Ditinjau dari fungsinya, bank tanah memiliki beberapa fungsi, menurut Siregar (2004) dalam Annaningsih (2007) fungsi bank tanah adalah sebagai berikut : (1)land keeper, sebagai penghimpun  tanah yaitu inventarisasi dan pengembangan database tanah, administrasi dan penyediaan sistem informasi pertanahan; (2)land warantee, sebagai pengamanan tanah yaitu menjamin penyediaan tanah untuk pembangunan, menjamin nilai tanah dan efisiensi pasar tanah yang berkeadilan, dan mengamankan peruntukkan tanah secara optimal; (3)land purchaser, sebagai pengendali tanah yaitu penguasaan tanah, penetapan harga tanah yang terkait dengan persepsi kesamaan nilai pajak bumi dan bangunan; (4)land valuer, sebagai penilai tanah yaitu melakukan penilaian tanah yang obyektif dalam menciptakan satu sistem nilai dalam penentuan nilai tanah yang berlaku untuk berbagai keperluan; (5)land distributor, sebagai penyalur tanah yaitu menjamin distribusi tanah yang wajar dan adil berdasarkan kesatuan nilai tanah, mengamankan perencanaan, penyediaan dan distribusi tanah; (6)land management, sebagai manajer tanah yaitu melakukan manajemen pertanahan yang merupakan bagian dan manajemen aset secara keseluruhan, melakukan analisis, penetapan strategi dan pengelolaan implementasi berkaitan dengan pertanahan.

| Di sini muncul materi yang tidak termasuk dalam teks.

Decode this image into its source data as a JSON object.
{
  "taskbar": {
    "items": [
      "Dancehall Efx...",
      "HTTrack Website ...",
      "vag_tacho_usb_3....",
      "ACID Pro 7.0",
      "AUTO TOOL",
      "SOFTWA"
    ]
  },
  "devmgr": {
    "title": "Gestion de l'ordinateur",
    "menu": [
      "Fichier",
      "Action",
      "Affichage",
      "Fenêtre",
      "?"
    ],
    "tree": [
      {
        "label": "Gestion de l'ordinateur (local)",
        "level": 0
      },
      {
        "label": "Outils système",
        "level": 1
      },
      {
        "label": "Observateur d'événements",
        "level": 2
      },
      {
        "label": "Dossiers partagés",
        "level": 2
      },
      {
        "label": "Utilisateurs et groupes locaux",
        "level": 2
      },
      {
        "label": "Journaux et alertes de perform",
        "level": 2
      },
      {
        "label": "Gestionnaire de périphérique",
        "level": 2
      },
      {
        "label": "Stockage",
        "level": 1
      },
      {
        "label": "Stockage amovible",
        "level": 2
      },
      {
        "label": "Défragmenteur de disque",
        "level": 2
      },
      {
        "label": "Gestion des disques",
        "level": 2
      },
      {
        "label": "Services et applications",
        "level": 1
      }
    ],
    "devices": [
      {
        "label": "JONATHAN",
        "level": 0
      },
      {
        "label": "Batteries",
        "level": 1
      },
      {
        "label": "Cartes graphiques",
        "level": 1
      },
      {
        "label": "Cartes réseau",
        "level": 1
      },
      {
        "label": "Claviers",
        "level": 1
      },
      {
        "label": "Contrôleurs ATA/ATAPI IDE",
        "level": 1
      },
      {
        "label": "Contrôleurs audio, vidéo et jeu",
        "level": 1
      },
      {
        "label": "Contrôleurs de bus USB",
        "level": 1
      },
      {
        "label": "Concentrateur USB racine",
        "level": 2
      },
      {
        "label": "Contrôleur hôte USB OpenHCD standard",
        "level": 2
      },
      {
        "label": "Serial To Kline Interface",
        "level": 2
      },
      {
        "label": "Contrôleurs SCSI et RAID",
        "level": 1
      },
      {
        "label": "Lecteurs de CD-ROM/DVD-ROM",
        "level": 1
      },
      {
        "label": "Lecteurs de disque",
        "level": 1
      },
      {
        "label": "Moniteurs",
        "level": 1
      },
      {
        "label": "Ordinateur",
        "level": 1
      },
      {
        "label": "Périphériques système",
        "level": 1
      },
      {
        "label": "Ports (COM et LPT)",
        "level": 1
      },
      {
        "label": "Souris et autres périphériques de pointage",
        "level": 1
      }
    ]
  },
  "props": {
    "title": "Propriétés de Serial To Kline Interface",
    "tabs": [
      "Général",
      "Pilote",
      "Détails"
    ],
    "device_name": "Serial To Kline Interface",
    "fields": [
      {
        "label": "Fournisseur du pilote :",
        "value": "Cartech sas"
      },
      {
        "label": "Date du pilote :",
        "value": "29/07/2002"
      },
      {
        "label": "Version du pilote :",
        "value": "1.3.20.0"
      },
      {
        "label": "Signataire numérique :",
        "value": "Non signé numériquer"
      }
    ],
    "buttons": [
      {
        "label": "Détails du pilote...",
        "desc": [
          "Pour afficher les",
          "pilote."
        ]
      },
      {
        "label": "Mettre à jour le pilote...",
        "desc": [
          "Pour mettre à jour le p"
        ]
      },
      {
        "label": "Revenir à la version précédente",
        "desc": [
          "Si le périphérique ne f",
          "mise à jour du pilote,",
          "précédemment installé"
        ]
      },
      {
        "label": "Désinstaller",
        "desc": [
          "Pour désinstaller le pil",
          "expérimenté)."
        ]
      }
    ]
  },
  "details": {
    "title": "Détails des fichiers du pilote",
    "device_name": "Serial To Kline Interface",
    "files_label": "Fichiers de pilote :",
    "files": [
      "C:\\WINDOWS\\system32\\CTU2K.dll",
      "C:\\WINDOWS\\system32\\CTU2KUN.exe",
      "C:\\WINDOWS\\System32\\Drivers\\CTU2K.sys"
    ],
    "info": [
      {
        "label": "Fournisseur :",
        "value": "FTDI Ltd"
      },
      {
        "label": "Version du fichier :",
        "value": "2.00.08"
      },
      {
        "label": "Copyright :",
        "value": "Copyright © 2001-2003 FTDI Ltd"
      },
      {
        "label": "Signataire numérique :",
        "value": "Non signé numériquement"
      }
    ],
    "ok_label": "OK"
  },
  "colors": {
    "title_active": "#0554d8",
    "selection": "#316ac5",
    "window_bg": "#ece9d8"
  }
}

III. MODEL BISNIS BANK TANAH
Bank tanah sudah lama diterapkan di berbagai negara dengan berbagai misi khusus yang disesuaikan dengan kondisi yang saat itu terjadi serta melihat pada tujuan kedepan yang ingin dicapai. Di Amerika Serikat, bank tanah dibangun untuk menangani fenomena masalah properti kosong yang terbengkalai dan mempercepat pembangunan kembali lingkungan tersebut serta berupaya untuk menyediakan perumahan yang terjangkau bagi masyarakat. Hal ini dilakukan untuk mengamankan properti dari spekulan tanah yang bermodal kuat. Seiring perkembangan waktu, bank tanah di Amerika Serikat juga mengakomodir pencadangan dan penyediaan tanah untuk kegiatan industri. Ini serupa dengan bank tanah yang ada di Kolombia. MetroVivienda yang terletak di Bogota sebagai bank tanah mempunyai misi untuk penyediaan lahan guna pembangunan perumahan. Bank tanah Kolombia menerapkan pembelian lahan di daerah pinggiran kota untuk kemudian dijadikan kawasan perumahan terjangkau. Dalam pendistribusian tanah, bank tanah Kolombia membaginya untuk kepentingan komersial, perumahan dan kelembagaan.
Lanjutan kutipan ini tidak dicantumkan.